Indeterminate results (Bethesda III or IV) often lead to a conversation about molecular testing. Advances in molecular diagnostics — such as the Afirma Gene Sequencing Classifier or ThyroSeq — can analyse the genetic profile of the nodule cells to give a more refined risk assessment, potentially sparing some patients from unnecessary surgery.
Suspicious or malignant results move quickly toward surgical planning, staging, and discussions about radioactive iodine therapy if needed.
Whatever your result, remember: a single test result is never the full picture. Your doctor considers your FNAC findings alongside your clinical history, ultrasound characteristics, thyroid function tests, and your overall health.

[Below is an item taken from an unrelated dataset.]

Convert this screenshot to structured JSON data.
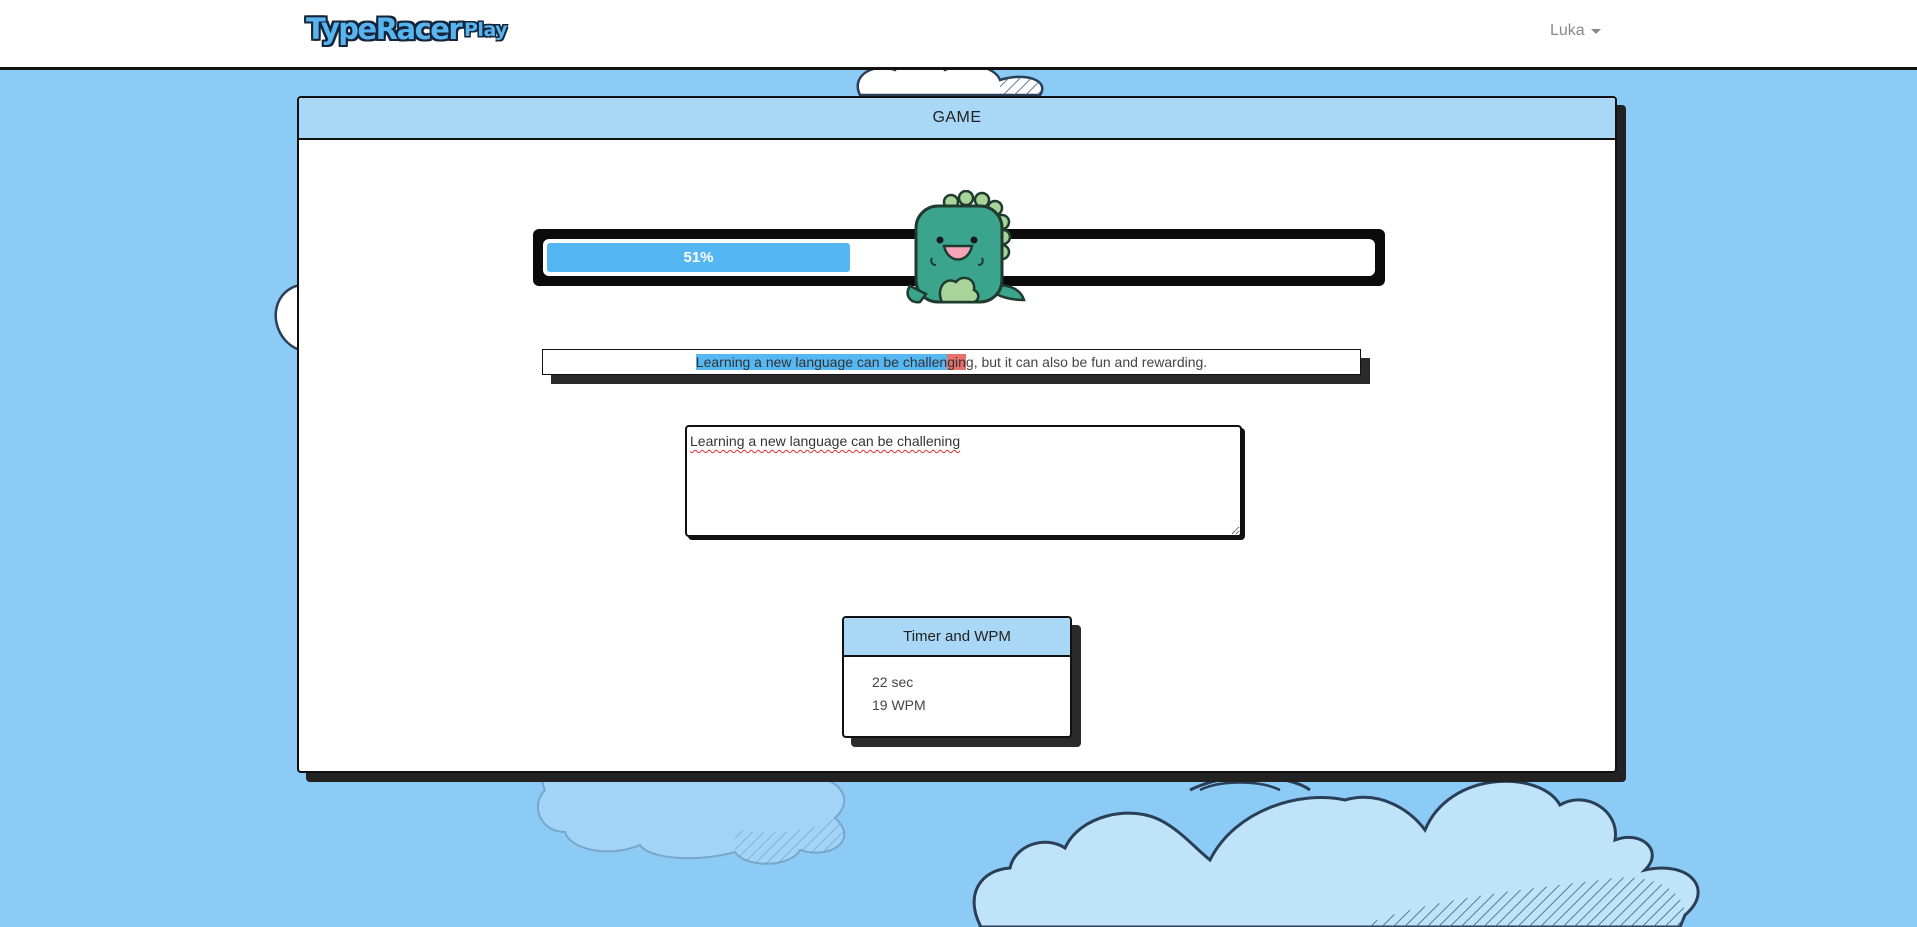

A Few Things Patients Often Wish They Knew Earlier
You can ask for ultrasound guidance. If your centre offers FNAC both with and without real-time ultrasound guidance, requesting the guided version generally improves sample adequacy and diagnostic accuracy.
Second opinions on pathology are valid. Cytopathology — especially for indeterminate categories — involves a degree of subjectivity. If your result falls in Bethesda III or IV territory and you’re being pushed toward surgery, getting the slides reviewed at a high-volume thyroid centre is entirely reasonable.
Not all thyroid cancers are equal. Papillary thyroid carcinoma, the most common type, has an excellent prognosis — 10-year survival rates exceed 95% in most cases. A cancer diagnosis from FNAC is not automatically cause for extreme alarm.
Anxiety is normal. Waiting for results after any biopsy is stressful. Most FNAC results come back within a few days to a week. If your healthcare provider hasn’t given you a clear timeline for results, ask for one.
Final Thoughts
A thyroid nodule finding can send your mind racing to worst-case scenarios, but FNAC is fundamentally a tool of clarity — not a reason for panic. It’s quick, safe, and gives both you and your doctor the information needed to make smart, evidence-based decisions about your health.
If you’ve been recommended this procedure, go in informed, ask questions, and trust that this small, careful step is genuinely one of the most effective ways to understand what your body is telling you.
Your thyroid health is worth the ten minutes.